The Current Profit Margin Crisis
Any established profit margin strategy includes the latest shipping costs when businesses depend on product orders. Major carriers routinely adjust their fees to keep pace with industry fluctuations. UPS and FedEx recently established a 5.9% average rate increase for 2026, affecting global companies.
The pricing jump puts shipping fees at the center of the COGS for businesses. While entrepreneurs may have previously prioritized packaging and labor costs, financial advisors should encourage them to pay close attention to shipping rates. They will affect pricing for large packages and residential shipments, increasing operational costs in the long term.
Fluctuating customer demand will also affect how small business owners manage higher shipping fees. According to Purolator’s Lindsey Martin, VP of Marketing, “Economic, socio-economic and labour market disruptions can also lead to demand rise and fall throughout the year. Port strikes, significant weather events, such as fires and flooding, and interest rate fluctuations can all add disruptions to businesses and consumers alike.”
Hidden Fees Hurting Small Business Owners
Entrepreneurs cover numerous costs when shipping products. They must pay for delivery types and potential address corrections. If their products require specialized handling, additional surcharges will apply.

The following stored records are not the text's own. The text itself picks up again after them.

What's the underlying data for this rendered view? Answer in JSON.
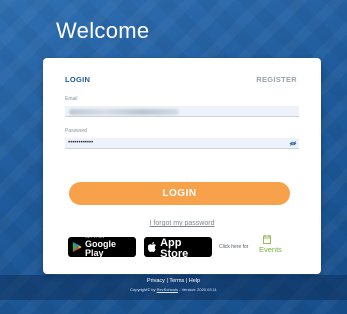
{
  "header": {
    "title": "Welcome"
  },
  "tabs": {
    "login": "LOGIN",
    "register": "REGISTER"
  },
  "form": {
    "email_label": "Email",
    "password_label": "Password",
    "password_value": "••••••••••••",
    "login_button": "LOGIN",
    "forgot_link": "I forgot my password"
  },
  "badges": {
    "google_small": "GET IT ON",
    "google_big": "Google Play",
    "apple_small": "Download on the",
    "apple_big": "App Store"
  },
  "events": {
    "click_text": "Click here for",
    "label": "Events"
  },
  "footer": {
    "links": "Privacy | Terms | Help",
    "copyright_prefix": "Copyright© by",
    "brand": "RevSchools",
    "version": "- Version: 2020.03.11"
  },
  "colors": {
    "background": "#1f5b9c",
    "accent": "#f7a14a",
    "tab_active": "#1f5b9c",
    "events_green": "#7cae3a"
  }
}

Fuel surcharges also help shipping companies manage the increasing cost of gas. Commercial consumers paid 5% more for gas in 2025 compared to 2020. Shipping costs could rise if the fossil fuel industry remains turbulent. As small business owners talk with financial advisors about their shipping expenses and strategies, monitoring the gas industry is a crucial factor to consider.
Choosing shipping partners based on their fleet usage could help fuel concerns. Purolator is a freight, package and logistics provider that uses electric and alternative fuel delivery fleets. Clients get smaller carbon footprints and worry less about fossil fuel prices. Switching to a partner with similar fleet standards could help small business owners enjoy long-term reduced shipping costs.

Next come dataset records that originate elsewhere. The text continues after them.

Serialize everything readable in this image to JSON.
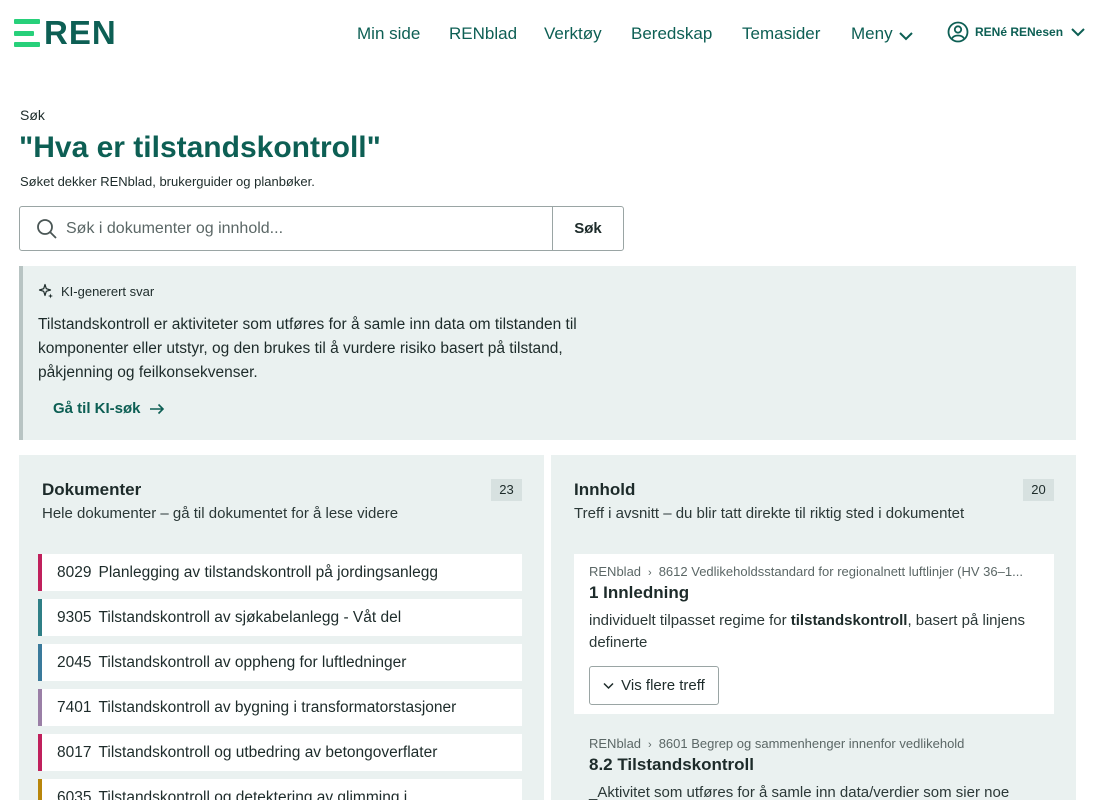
{
  "brand": {
    "logo_text": "REN",
    "accent": "#27d07a",
    "primary": "#0d5f54"
  },
  "nav": {
    "items": [
      {
        "label": "Min side"
      },
      {
        "label": "RENblad"
      },
      {
        "label": "Verktøy"
      },
      {
        "label": "Beredskap"
      },
      {
        "label": "Temasider"
      },
      {
        "label": "Meny",
        "icon": "chevron-down-icon"
      }
    ],
    "user_name": "RENé RENesen"
  },
  "search": {
    "breadcrumb": "Søk",
    "title": "\"Hva er tilstandskontroll\"",
    "subtitle": "Søket dekker RENblad, brukerguider og planbøker.",
    "placeholder": "Søk i dokumenter og innhold...",
    "button_label": "Søk"
  },
  "ai_answer": {
    "tag": "KI-generert svar",
    "text": "Tilstandskontroll er aktiviteter som utføres for å samle inn data om tilstanden til komponenter eller utstyr, og den brukes til å vurdere risiko basert på tilstand, påkjenning og feilkonsekvenser.",
    "link_label": "Gå til KI-søk"
  },
  "documents": {
    "title": "Dokumenter",
    "subtitle": "Hele dokumenter – gå til dokumentet for å lese videre",
    "count": "23",
    "items": [
      {
        "number": "8029",
        "name": "Planlegging av tilstandskontroll på jordingsanlegg",
        "color": "#c0205c"
      },
      {
        "number": "9305",
        "name": "Tilstandskontroll av sjøkabelanlegg - Våt del",
        "color": "#2f7f86"
      },
      {
        "number": "2045",
        "name": "Tilstandskontroll av oppheng for luftledninger",
        "color": "#3a7a9b"
      },
      {
        "number": "7401",
        "name": "Tilstandskontroll av bygning i transformatorstasjoner",
        "color": "#9a7fa6"
      },
      {
        "number": "8017",
        "name": "Tilstandskontroll og utbedring av betongoverflater",
        "color": "#c0205c"
      },
      {
        "number": "6035",
        "name": "Tilstandskontroll og detektering av glimming i",
        "color": "#b8860b"
      }
    ]
  },
  "content": {
    "title": "Innhold",
    "subtitle": "Treff i avsnitt – du blir tatt direkte til riktig sted i dokumentet",
    "count": "20",
    "hits": [
      {
        "source": "RENblad",
        "document": "8612 Vedlikeholdsstandard for regionalnett luftlinjer (HV 36–1...",
        "heading": "1 Innledning",
        "snippet_before": "individuelt tilpasset regime for ",
        "snippet_highlight": "tilstandskontroll",
        "snippet_after": ", basert på linjens definerte",
        "more_label": "Vis flere treff"
      },
      {
        "source": "RENblad",
        "document": "8601 Begrep og sammenhenger innenfor vedlikehold",
        "heading": "8.2 Tilstandskontroll",
        "snippet": "_Aktivitet som utføres for å samle inn data/verdier som sier noe"
      }
    ]
  }
}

How to Reduce Shipping Costs
Financial advisors can also help small business owners better manage their shipping expenses. They only need proven strategies. Refining how they approach shipping arrangements could benefit small business margins across industries.

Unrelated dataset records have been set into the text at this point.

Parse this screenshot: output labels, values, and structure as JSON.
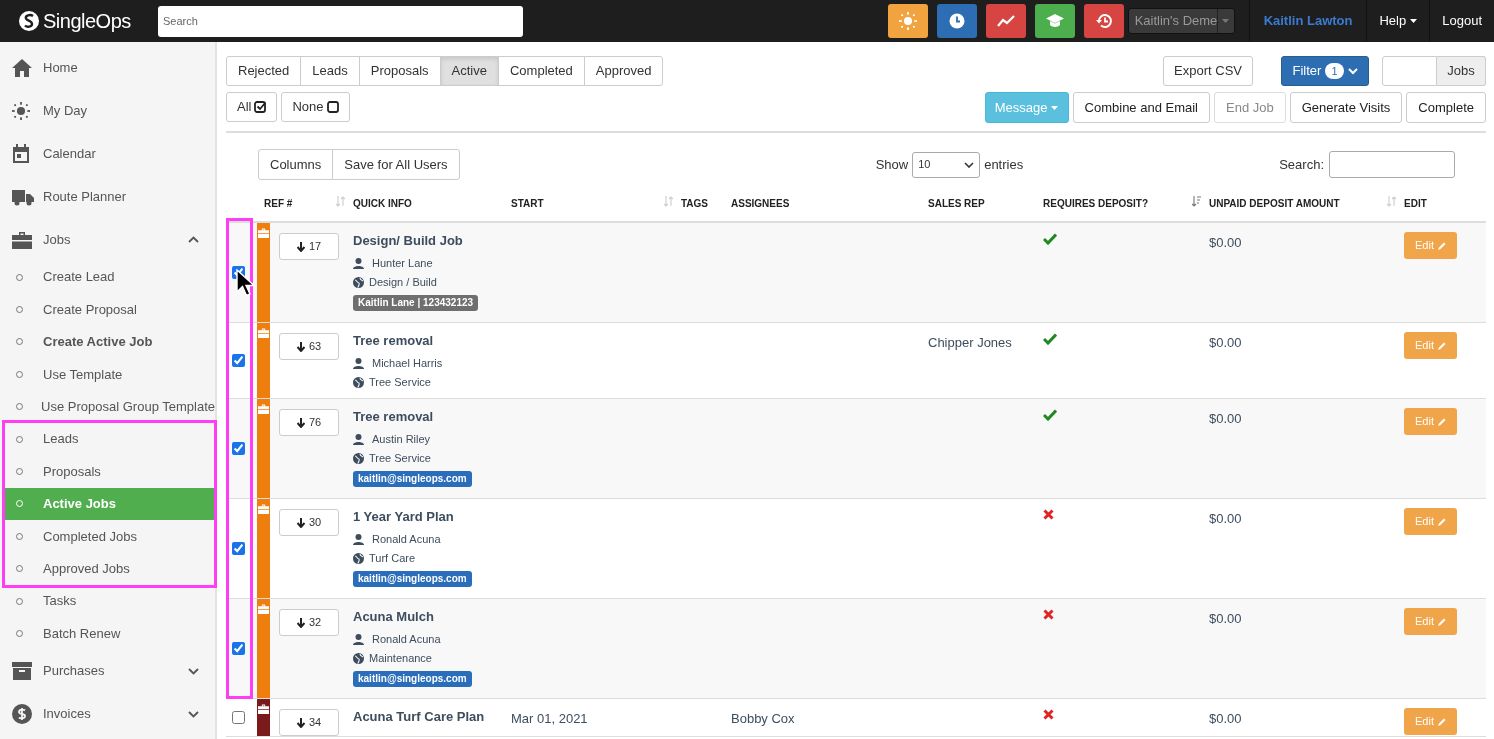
{
  "topbar": {
    "logo": "SingleOps",
    "search_placeholder": "Search",
    "quick_buttons": [
      {
        "kind": "sun",
        "color": "#f0a33e"
      },
      {
        "kind": "clock",
        "color": "#2c6db3"
      },
      {
        "kind": "trend",
        "color": "#d64541"
      },
      {
        "kind": "cap",
        "color": "#4cae4c"
      },
      {
        "kind": "history",
        "color": "#d64541"
      }
    ],
    "account": "Kaitlin's Deme",
    "user": "Kaitlin Lawton",
    "help": "Help",
    "logout": "Logout"
  },
  "sidebar": {
    "items": [
      {
        "kind": "section",
        "label": "Home",
        "selected": false
      },
      {
        "kind": "section",
        "label": "My Day",
        "selected": false
      },
      {
        "kind": "section",
        "label": "Calendar",
        "selected": false
      },
      {
        "kind": "section",
        "label": "Route Planner",
        "selected": false
      },
      {
        "kind": "section",
        "label": "Jobs",
        "selected": false,
        "expanded": true
      },
      {
        "kind": "sub",
        "label": "Create Lead",
        "selected": false,
        "highlighted": false,
        "emphasized": false
      },
      {
        "kind": "sub",
        "label": "Create Proposal",
        "selected": false,
        "highlighted": false,
        "emphasized": false
      },
      {
        "kind": "sub",
        "label": "Create Active Job",
        "selected": false,
        "highlighted": false,
        "emphasized": true
      },
      {
        "kind": "sub",
        "label": "Use Template",
        "selected": false,
        "highlighted": false,
        "emphasized": false
      },
      {
        "kind": "sub",
        "label": "Use Proposal Group Template",
        "selected": false,
        "highlighted": false,
        "emphasized": false
      },
      {
        "kind": "sub",
        "label": "Leads",
        "selected": false,
        "highlighted": true,
        "emphasized": false
      },
      {
        "kind": "sub",
        "label": "Proposals",
        "selected": false,
        "highlighted": true,
        "emphasized": false
      },
      {
        "kind": "sub",
        "label": "Active Jobs",
        "selected": true,
        "highlighted": true,
        "emphasized": false
      },
      {
        "kind": "sub",
        "label": "Completed Jobs",
        "selected": false,
        "highlighted": true,
        "emphasized": false
      },
      {
        "kind": "sub",
        "label": "Approved Jobs",
        "selected": false,
        "highlighted": true,
        "emphasized": false
      },
      {
        "kind": "sub",
        "label": "Tasks",
        "selected": false,
        "highlighted": false,
        "emphasized": false
      },
      {
        "kind": "sub",
        "label": "Batch Renew",
        "selected": false,
        "highlighted": false,
        "emphasized": false
      },
      {
        "kind": "section",
        "label": "Purchases",
        "selected": false,
        "expanded": false
      },
      {
        "kind": "section",
        "label": "Invoices",
        "selected": false,
        "expanded": false
      }
    ]
  },
  "status_tabs": [
    {
      "label": "Rejected",
      "selected": false
    },
    {
      "label": "Leads",
      "selected": false
    },
    {
      "label": "Proposals",
      "selected": false
    },
    {
      "label": "Active",
      "selected": true
    },
    {
      "label": "Completed",
      "selected": false
    },
    {
      "label": "Approved",
      "selected": false
    }
  ],
  "select_buttons": [
    {
      "kind": "all",
      "label": "All"
    },
    {
      "kind": "none",
      "label": "None"
    }
  ],
  "export_button": "Export CSV",
  "filter_button": {
    "label": "Filter",
    "count": "1"
  },
  "jobs_field": {
    "addon": "Jobs"
  },
  "bulk_actions": [
    {
      "label": "Message",
      "kind": "dropdown",
      "disabled": false
    },
    {
      "label": "Combine and Email",
      "kind": "plain",
      "disabled": false
    },
    {
      "label": "End Job",
      "kind": "plain",
      "disabled": true
    },
    {
      "label": "Generate Visits",
      "kind": "plain",
      "disabled": false
    },
    {
      "label": "Complete",
      "kind": "plain",
      "disabled": false
    }
  ],
  "table_tools": {
    "column_buttons": [
      "Columns",
      "Save for All Users"
    ],
    "show_label": "Show",
    "page_size": "10",
    "entries_label": "entries",
    "search_label": "Search:"
  },
  "table": {
    "columns": [
      {
        "label": "REF #",
        "sortable": true,
        "sorted": false
      },
      {
        "label": "QUICK INFO",
        "sortable": false,
        "sorted": false
      },
      {
        "label": "START",
        "sortable": true,
        "sorted": false
      },
      {
        "label": "TAGS",
        "sortable": false,
        "sorted": false
      },
      {
        "label": "ASSIGNEES",
        "sortable": false,
        "sorted": false
      },
      {
        "label": "SALES REP",
        "sortable": false,
        "sorted": false
      },
      {
        "label": "REQUIRES DEPOSIT?",
        "sortable": true,
        "sorted": true
      },
      {
        "label": "UNPAID DEPOSIT AMOUNT",
        "sortable": true,
        "sorted": false
      },
      {
        "label": "EDIT",
        "sortable": false,
        "sorted": false
      }
    ],
    "rows": [
      {
        "checked": true,
        "color": "#ee7f0f",
        "ref": "17",
        "title": "Design/ Build Job",
        "customer": "Hunter Lane",
        "service": "Design / Build",
        "badge": {
          "text": "Kaitlin Lane | 123432123",
          "color": "#6f6f6f"
        },
        "requires_deposit": true,
        "unpaid": "$0.00",
        "edit": "Edit"
      },
      {
        "checked": true,
        "color": "#ee7f0f",
        "ref": "63",
        "title": "Tree removal",
        "customer": "Michael Harris",
        "service": "Tree Service",
        "sales_rep": "Chipper Jones",
        "requires_deposit": true,
        "unpaid": "$0.00",
        "edit": "Edit"
      },
      {
        "checked": true,
        "color": "#ee7f0f",
        "ref": "76",
        "title": "Tree removal",
        "customer": "Austin Riley",
        "service": "Tree Service",
        "badge": {
          "text": "kaitlin@singleops.com",
          "color": "#2a6ebb"
        },
        "requires_deposit": true,
        "unpaid": "$0.00",
        "edit": "Edit"
      },
      {
        "checked": true,
        "color": "#ee7f0f",
        "ref": "30",
        "title": "1 Year Yard Plan",
        "customer": "Ronald Acuna",
        "service": "Turf Care",
        "badge": {
          "text": "kaitlin@singleops.com",
          "color": "#2a6ebb"
        },
        "requires_deposit": false,
        "unpaid": "$0.00",
        "edit": "Edit"
      },
      {
        "checked": true,
        "color": "#ee7f0f",
        "ref": "32",
        "title": "Acuna Mulch",
        "customer": "Ronald Acuna",
        "service": "Maintenance",
        "badge": {
          "text": "kaitlin@singleops.com",
          "color": "#2a6ebb"
        },
        "requires_deposit": false,
        "unpaid": "$0.00",
        "edit": "Edit"
      },
      {
        "checked": false,
        "color": "#7b1a1a",
        "ref": "34",
        "title": "Acuna Turf Care Plan",
        "start": "Mar 01, 2021",
        "assignees": "Bobby Cox",
        "requires_deposit": false,
        "unpaid": "$0.00",
        "edit": "Edit"
      }
    ]
  },
  "annotations": {
    "checkbox_column_box": true,
    "pointer": true
  }
}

Schedule Shipping Cost Audits
Reflecting on quarterly shipping expenses with accounting software is helpful for small business owners. Financial advisors can schedule one of three review strategies to analyze shipping fees specifically. If prices are trending upward, their ongoing budget strategies can shift to accommodate the increase.
Adjust Multi-Year Financial Models
Modeling likely financial outcomes is a foundational service for businesses of all sizes. Adjusting them to changing shipping costs is crucial. Small businesses contribute 39% of value added in the business economy, but not if they are making operational decisions based on inaccurate models.
Financial advisors can recommend that small business owners factor carrier rate changes into three-year financial models. The pricing may change within that time, but the shorter-term modeling results are easier to update. They’ll become more accurate with annual updates than long-term models with less frequent adjustments.
Negotiate Contracts Annually
Many entrepreneurs are too busy to negotiate every contract annually. Financial experts could help secure better shipping costs for small businesses by negotiating carrier contracts each year. Autorenewing could lock in consolidation strategies or pricing that does not reflect current company needs.
Business owners can also use the meetings to discuss better ways to manage costs. They might request that the carrier switch their packaging materials or fleet usage strategies. Given that 29% of businesses face supply chain issues, scheduling negotiations could help reduce costs and give entrepreneurs more resources to invest in other aspects of their companies.
Consider a Reverse Logistics Strategy
Businesses moving products from manufacturers to consumers have a standard supply chain logistics flow. While that’s a successful way to conduct business, people may need to try more creative strategies. Optimizing the company budget with a reverse logistics perspective might simplify costs as carriers raise prices.
A reverse strategy moves backward from the consumer, including additional potential fees, like charges for returned items. Purolator found that optimized reverse logistics recover up to 65% of the original value of returned items. Reducing costs related to returns could save small business owners much-needed funding.
Manage COGS More Easily
Achieving reduced shipping costs is achievable. Company owners can manage their budgets more effectively with a serious capital restructuring after updates such as a 5.9% price hike from major carriers. Financial advisors can talk with small business owners to adjust brand-specific strategies and connect them with helpful resources as needed.